Judy sat opposite him with her elbows on the table and her chin in her hands. Her cheeks were flushed and her eyes wary. She said,
“Why?”
He hesitated, a thing so unusual that it rattled him. The cool self-assurance to which he was accustomed had left him in the lurch. It was like coming into a house and finding the furniture gone. It rattled him. He found nothing better to say than,
“Things keep happening.”
“What kind of things?”
This was the devil. The gap between what he could get into words and what he couldn’t get into words was too wide. And behind that there was the horrid niggling thought that the gap had only become evident when he learned that it was Judy who was going to Pilgrim’s Rest. If it had been anyone else, he wouldn’t have bothered his head.
Judy repeated her question.
“What kind of things?”
He said, “Accidents—or perhaps not—Roger thinks not. The ceiling came down in his room—if he hadn’t gone to sleep over a book downstairs he’d have been killed. Another room was burnt out, with him inside—the door jammed and he very nearly didn’t get out in time.”

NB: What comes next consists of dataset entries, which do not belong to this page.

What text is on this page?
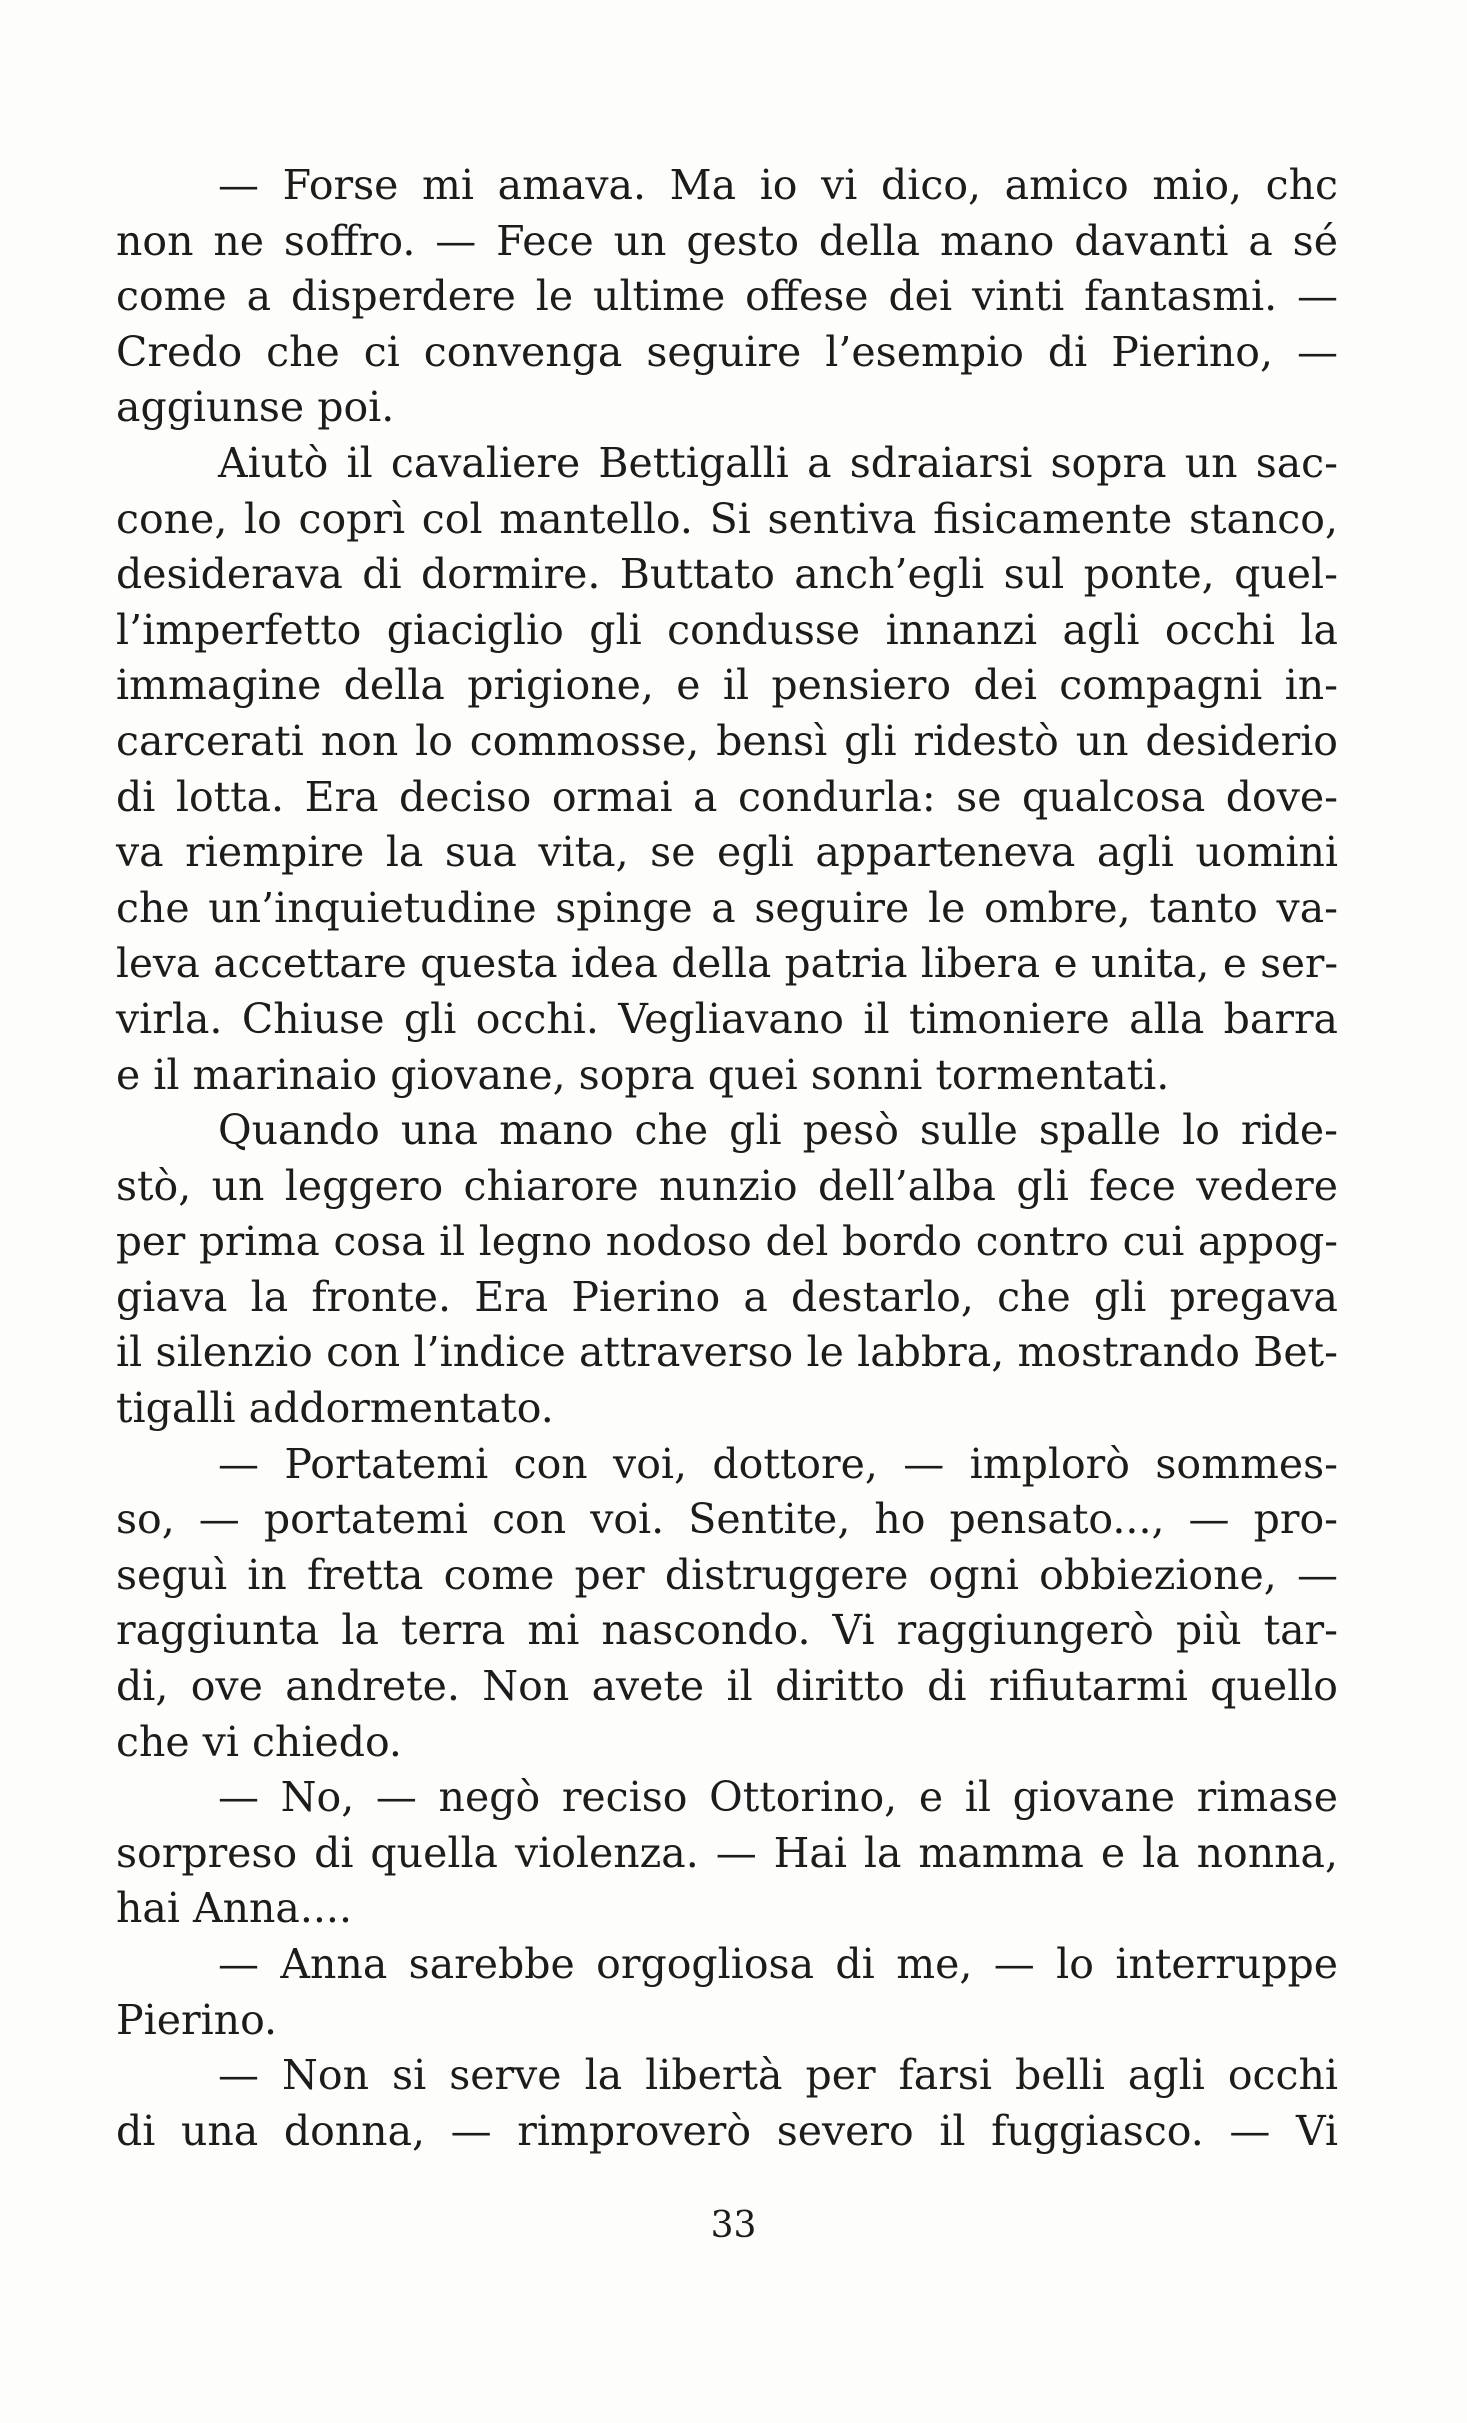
— Forse mi amava. Ma io vi dico, amico mio, chc
non ne soffro. — Fece un gesto della mano davanti a sé
come a disperdere le ultime offese dei vinti fantasmi. —
Credo che ci convenga seguire l’esempio di Pierino, —
aggiunse poi.
Aiutò il cavaliere Bettigalli a sdraiarsi sopra un sac-
cone, lo coprì col mantello. Si sentiva fisicamente stanco,
desiderava di dormire. Buttato anch’egli sul ponte, quel-
l’imperfetto giaciglio gli condusse innanzi agli occhi la
immagine della prigione, e il pensiero dei compagni in-
carcerati non lo commosse, bensì gli ridestò un desiderio
di lotta. Era deciso ormai a condurla: se qualcosa dove-
va riempire la sua vita, se egli apparteneva agli uomini
che un’inquietudine spinge a seguire le ombre, tanto va-
leva accettare questa idea della patria libera e unita, e ser-
virla. Chiuse gli occhi. Vegliavano il timoniere alla barra
e il marinaio giovane, sopra quei sonni tormentati.
Quando una mano che gli pesò sulle spalle lo ride-
stò, un leggero chiarore nunzio dell’alba gli fece vedere
per prima cosa il legno nodoso del bordo contro cui appog-
giava la fronte. Era Pierino a destarlo, che gli pregava
il silenzio con l’indice attraverso le labbra, mostrando Bet-
tigalli addormentato.
— Portatemi con voi, dottore, — implorò sommes-
so, — portatemi con voi. Sentite, ho pensato..., — pro-
seguì in fretta come per distruggere ogni obbiezione, —
raggiunta la terra mi nascondo. Vi raggiungerò più tar-
di, ove andrete. Non avete il diritto di rifiutarmi quello
che vi chiedo.
— No, — negò reciso Ottorino, e il giovane rimase
sorpreso di quella violenza. — Hai la mamma e la nonna,
hai Anna....
— Anna sarebbe orgogliosa di me, — lo interruppe
Pierino.
— Non si serve la libertà per farsi belli agli occhi
di una donna, — rimproverò severo il fuggiasco. — Vi
33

Judy kept her eyes on his face.
“Who does the place belong to?”
“Him.”
“Is he the invalid nephew?”
“No—that’s Jerome. He’s a cousin, a good bit older than Roger. Smashed up at Dunkirk. No money. They took him in—have a nurse for him. They’re a very clannish family.”
“Is he, or is Roger, well—a neurotic type? Would it be either of them playing tricks?”
“I don’t know. It wouldn’t be like either of them if they were normal. And both things might have been accidents. In the first case a tap had been left running and a sink had overflowed. That’s what brought the ceiling down. In the second Roger went to sleep in front of a fire and the whole place littered with papers he’d been sorting. A spark may have jumped out of the fire.”
Judy said, “Is that all?”
There was a little scorn in her voice. It got him on the raw. He said more than he had meant to say.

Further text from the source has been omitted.